Il tema TikTok e l’asse Stati Uniti-Cina agita le acque per quanto riguarda la gestione del social dei video. Pechino avverte Washington sul divieto nei confronti di TikTok e di tutti i suoi trend e dice che sarebbe una “persecuzione politica xenofoba”. La richiesta da parte del governo cinese è quella di smettere di porre un freno alle società cinesi, secondo loro “irragionevolmente” le società cinesi. Lo ha dichiarato la portavoce del ministero degli Esteri cinese, Mao Ning, in risposta a una domanda sull’audizione al Congresso Usa del Ceo di TikTok, Shou Zi Chew, su questioni relative alla sicurezza dei dati.
“Finora il governo degli Stati Uniti non ha fornito alcuna prova per dimostrare che TikTok minacci la sicurezza nazionale degli Stati Uniti, ma ha ripetutamente presunto la colpa e soppresso irragionevolmente le società interessate”, ha scandito la portavoce, sottolineando che “vietare TikTok è una persecuzione politica xenofoba”. Gli Stati Uniti, ha aggiunto, “dovrebbero rispettare seriamente i principi dell’economia di mercato e della concorrenza leale, smettere di sopprimere irragionevolmente le aziende di altri Paesi e fornire un ambiente aperto, equo, giusto e non discriminatorio per le aziende di tutto il mondo”.
Allo stesso tempo Pechino ha assicurato di non voler richiedere alle aziende cinesi di consegnare tutto quanto raccolto all’estero attraverso dati e numeri. In questo momento, alla luce di questa tensione legata ai social, TikTok affronta crescenti pressioni negli Stati Uniti. Sempre il ministro Mao Ning, nel corso del dialogo sul tema, ha affermato che Pechino “non ha mai richiesto e mai richierà ad aziende o individui di raccogliere o fornire dati situati in un Paese straniero, in un modo che violi la legge locale”, aggiungendo che il governo cinese “attribuisce grande importanza a tutelare la riservatezza dei dati”.

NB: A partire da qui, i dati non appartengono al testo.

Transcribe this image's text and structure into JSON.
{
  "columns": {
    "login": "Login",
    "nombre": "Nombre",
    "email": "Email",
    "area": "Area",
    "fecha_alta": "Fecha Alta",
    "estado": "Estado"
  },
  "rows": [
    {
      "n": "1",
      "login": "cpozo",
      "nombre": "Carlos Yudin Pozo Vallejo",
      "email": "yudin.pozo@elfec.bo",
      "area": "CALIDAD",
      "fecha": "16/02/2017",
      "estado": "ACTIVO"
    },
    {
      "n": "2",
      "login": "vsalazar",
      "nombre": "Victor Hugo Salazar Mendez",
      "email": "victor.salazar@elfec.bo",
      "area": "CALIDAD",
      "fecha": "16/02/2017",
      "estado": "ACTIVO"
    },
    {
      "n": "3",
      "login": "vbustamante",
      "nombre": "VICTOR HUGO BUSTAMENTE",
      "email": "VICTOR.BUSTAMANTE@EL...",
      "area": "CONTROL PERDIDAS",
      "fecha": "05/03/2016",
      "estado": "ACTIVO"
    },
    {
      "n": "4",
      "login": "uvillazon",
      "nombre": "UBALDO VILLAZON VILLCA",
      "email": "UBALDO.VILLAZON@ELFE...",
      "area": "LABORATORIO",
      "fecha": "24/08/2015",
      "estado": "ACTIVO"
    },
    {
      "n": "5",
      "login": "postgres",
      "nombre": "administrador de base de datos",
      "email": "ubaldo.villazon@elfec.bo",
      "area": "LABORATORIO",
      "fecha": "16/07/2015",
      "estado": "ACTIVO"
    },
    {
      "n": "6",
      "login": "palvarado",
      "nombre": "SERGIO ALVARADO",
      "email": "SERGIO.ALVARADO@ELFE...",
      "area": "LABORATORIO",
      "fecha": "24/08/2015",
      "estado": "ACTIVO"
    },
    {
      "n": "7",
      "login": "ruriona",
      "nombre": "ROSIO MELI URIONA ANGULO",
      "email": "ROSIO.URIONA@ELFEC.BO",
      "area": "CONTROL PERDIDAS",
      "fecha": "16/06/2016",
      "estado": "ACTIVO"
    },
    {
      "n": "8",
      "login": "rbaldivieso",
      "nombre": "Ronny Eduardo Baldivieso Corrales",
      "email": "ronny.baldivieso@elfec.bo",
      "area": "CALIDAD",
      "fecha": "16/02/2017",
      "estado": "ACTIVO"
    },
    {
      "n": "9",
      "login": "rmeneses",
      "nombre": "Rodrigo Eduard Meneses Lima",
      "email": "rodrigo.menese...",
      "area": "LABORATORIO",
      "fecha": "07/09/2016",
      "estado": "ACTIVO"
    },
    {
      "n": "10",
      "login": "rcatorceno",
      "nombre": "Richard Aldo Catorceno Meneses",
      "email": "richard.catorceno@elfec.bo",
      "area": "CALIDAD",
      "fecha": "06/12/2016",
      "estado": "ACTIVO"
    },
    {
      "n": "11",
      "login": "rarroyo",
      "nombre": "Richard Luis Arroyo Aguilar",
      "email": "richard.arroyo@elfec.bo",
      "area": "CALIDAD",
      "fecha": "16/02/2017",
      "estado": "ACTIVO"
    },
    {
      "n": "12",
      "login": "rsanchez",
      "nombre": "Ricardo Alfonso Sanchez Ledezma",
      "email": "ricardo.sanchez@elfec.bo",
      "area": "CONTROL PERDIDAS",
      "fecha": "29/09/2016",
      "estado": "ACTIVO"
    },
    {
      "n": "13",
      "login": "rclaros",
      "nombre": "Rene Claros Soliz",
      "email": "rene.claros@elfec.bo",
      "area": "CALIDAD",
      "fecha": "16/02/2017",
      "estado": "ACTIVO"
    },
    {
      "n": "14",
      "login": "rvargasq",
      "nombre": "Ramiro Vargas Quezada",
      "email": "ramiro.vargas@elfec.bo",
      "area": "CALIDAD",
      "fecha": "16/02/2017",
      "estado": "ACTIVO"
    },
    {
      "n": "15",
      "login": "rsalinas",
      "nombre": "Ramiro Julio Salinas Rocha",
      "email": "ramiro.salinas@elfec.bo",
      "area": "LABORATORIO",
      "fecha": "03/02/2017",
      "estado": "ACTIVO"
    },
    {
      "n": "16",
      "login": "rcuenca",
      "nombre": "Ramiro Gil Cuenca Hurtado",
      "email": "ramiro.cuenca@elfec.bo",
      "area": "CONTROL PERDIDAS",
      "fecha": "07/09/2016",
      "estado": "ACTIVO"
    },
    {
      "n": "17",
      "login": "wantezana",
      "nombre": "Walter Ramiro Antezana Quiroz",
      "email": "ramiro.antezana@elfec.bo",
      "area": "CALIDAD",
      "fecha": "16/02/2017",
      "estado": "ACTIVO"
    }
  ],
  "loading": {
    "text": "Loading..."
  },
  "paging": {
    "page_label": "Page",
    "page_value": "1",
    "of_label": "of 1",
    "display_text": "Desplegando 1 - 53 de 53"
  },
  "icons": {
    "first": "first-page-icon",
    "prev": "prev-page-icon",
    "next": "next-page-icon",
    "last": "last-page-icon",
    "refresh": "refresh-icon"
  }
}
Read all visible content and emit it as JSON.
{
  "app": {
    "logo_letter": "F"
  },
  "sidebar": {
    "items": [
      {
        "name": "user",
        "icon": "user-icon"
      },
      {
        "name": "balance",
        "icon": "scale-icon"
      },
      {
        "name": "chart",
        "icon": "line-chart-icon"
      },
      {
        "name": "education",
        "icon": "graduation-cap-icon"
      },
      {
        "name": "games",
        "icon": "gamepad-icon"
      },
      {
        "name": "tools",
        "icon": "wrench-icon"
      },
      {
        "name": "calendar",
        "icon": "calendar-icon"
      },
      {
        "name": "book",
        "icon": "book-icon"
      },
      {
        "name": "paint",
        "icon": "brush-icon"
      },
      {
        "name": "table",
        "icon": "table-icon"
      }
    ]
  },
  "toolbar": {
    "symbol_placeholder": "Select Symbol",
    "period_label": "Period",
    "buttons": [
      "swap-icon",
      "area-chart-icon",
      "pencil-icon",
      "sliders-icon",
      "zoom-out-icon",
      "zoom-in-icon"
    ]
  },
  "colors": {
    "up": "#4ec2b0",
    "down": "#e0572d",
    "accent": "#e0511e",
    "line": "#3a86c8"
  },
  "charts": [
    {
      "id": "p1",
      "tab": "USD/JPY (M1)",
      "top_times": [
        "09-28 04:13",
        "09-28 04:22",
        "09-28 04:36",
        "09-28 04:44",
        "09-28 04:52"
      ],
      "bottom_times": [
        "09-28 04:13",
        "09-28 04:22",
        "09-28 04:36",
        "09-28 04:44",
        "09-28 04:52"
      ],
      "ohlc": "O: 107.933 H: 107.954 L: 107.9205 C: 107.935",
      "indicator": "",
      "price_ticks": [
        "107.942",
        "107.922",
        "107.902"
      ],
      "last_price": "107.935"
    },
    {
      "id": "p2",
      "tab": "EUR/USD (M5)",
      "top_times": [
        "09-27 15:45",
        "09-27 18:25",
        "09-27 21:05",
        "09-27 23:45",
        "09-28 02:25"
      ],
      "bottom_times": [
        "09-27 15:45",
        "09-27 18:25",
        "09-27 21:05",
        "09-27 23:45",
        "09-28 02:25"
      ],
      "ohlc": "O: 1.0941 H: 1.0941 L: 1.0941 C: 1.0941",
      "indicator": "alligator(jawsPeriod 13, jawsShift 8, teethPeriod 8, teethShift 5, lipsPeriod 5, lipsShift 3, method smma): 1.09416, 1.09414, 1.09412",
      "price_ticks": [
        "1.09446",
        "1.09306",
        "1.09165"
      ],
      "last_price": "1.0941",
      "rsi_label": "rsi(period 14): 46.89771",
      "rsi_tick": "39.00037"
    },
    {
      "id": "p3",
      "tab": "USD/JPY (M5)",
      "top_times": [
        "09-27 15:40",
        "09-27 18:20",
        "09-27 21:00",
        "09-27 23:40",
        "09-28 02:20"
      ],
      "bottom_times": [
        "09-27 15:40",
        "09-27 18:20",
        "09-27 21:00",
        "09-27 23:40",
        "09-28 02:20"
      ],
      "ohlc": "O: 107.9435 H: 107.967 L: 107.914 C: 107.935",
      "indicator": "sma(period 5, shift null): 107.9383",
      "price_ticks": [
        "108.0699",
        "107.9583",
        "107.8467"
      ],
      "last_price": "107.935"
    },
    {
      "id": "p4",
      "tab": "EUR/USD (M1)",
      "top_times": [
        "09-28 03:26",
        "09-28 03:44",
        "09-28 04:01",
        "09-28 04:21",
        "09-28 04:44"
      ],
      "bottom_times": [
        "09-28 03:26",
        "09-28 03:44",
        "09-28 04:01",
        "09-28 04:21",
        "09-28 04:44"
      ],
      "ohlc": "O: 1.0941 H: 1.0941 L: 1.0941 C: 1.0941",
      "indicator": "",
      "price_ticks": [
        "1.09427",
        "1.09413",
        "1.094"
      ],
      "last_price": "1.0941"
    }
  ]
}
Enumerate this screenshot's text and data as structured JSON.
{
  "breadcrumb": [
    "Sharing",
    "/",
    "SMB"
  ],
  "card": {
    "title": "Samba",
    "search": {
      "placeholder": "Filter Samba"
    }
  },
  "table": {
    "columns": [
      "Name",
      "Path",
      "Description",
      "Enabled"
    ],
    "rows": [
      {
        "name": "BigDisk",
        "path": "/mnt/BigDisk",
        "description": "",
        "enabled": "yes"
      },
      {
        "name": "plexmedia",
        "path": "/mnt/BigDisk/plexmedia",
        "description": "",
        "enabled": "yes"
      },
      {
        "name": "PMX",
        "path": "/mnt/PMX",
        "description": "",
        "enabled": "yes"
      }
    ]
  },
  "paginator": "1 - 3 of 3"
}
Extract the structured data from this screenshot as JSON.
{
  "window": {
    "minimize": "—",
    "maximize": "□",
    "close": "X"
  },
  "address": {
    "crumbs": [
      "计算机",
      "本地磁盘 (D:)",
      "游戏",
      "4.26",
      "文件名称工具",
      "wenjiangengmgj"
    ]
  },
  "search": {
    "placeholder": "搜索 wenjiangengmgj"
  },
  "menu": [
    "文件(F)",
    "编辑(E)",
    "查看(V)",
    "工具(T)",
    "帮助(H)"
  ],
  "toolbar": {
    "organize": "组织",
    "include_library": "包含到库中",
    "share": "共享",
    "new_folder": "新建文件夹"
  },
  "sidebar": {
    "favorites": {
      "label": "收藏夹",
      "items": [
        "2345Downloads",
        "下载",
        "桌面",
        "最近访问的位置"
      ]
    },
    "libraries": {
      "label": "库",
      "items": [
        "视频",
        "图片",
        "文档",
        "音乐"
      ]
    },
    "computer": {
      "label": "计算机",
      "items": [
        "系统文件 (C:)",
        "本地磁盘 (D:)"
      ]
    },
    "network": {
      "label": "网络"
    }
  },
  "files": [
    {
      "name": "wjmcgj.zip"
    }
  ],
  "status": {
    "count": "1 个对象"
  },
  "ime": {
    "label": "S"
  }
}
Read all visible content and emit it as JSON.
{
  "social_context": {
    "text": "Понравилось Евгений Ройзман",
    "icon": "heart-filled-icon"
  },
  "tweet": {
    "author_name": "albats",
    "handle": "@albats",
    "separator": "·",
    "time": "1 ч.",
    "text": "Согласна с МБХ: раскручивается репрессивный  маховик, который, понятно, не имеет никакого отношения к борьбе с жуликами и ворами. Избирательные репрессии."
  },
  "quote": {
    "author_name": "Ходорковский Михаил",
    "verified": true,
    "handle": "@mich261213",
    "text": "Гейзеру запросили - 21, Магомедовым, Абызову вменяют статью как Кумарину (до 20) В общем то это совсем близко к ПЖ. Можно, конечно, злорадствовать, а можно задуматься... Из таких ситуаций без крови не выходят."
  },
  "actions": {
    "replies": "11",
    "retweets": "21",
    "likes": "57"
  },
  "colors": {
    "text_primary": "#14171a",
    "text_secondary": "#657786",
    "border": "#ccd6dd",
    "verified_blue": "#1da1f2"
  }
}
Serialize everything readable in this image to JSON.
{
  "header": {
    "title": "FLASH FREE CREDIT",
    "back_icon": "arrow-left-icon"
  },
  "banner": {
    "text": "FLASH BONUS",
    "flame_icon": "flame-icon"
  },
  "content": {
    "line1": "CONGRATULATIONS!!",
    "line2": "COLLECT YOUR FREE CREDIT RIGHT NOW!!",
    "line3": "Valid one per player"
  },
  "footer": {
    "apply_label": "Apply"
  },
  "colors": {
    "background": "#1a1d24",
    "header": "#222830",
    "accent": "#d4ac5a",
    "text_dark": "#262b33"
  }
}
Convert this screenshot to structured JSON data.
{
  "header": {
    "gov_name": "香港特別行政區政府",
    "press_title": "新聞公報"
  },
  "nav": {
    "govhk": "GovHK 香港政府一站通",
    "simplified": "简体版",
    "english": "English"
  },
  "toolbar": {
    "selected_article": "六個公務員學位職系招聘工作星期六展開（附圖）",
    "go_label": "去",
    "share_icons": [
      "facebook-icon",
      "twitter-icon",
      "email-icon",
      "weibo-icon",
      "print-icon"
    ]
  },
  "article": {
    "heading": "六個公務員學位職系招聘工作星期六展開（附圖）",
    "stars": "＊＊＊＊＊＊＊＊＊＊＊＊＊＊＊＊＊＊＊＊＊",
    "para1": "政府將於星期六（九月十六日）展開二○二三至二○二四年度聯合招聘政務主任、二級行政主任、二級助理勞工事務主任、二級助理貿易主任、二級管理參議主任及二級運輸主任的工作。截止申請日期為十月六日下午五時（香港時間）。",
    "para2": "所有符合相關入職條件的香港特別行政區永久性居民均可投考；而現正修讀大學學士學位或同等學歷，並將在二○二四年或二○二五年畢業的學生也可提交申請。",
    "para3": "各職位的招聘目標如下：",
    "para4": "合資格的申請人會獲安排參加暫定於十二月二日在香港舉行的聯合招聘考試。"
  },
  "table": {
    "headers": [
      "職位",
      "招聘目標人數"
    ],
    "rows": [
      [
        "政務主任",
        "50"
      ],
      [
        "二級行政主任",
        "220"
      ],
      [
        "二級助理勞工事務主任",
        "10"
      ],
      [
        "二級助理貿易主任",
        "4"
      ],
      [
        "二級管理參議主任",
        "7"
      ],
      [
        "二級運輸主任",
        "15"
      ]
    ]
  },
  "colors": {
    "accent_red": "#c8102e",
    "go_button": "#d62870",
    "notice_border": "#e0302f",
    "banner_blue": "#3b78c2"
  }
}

Cina, non solo TikTok: arrestati 5 dipendenti cinesi di un’azienda Usa
Non c’è solo la questione TikTok ad agitare le acque nella Cina. Il gruppo Mintz, con sede a New York, ha visto l’arresto di cinque dipendenti, con l’azienda stessa che ha affermato di non aver “ricevuto alcuna notifica ufficiale di procedimenti legali” nei suoi confronti e di aver “chiesto alle autorità di rilasciare i suoi dipendenti”. Ha dichiarato anche di aver assunto degli avvocati per “dialogare con le autorità e aiutare i (suoi) dipendenti e le loro famiglie”.
Si tratta di un gruppo specializzato nell’investigazione di accuse di frode, corruzione e cattiva condotta sul posto di lavoro, oltre che nella conduzione di controlli sui precedenti. Sempre all’interno di questo settore parliamo di un totale, a livello globale, di 18 uffici, tra cui quello di Washington. Sul suo sito web, Mintz Group scrive che i suoi dipendenti “scavano in profondità nelle questioni che riguardano i nostri clienti, dal palazzo presidenziale alla piattaforma petrolifera offshore”.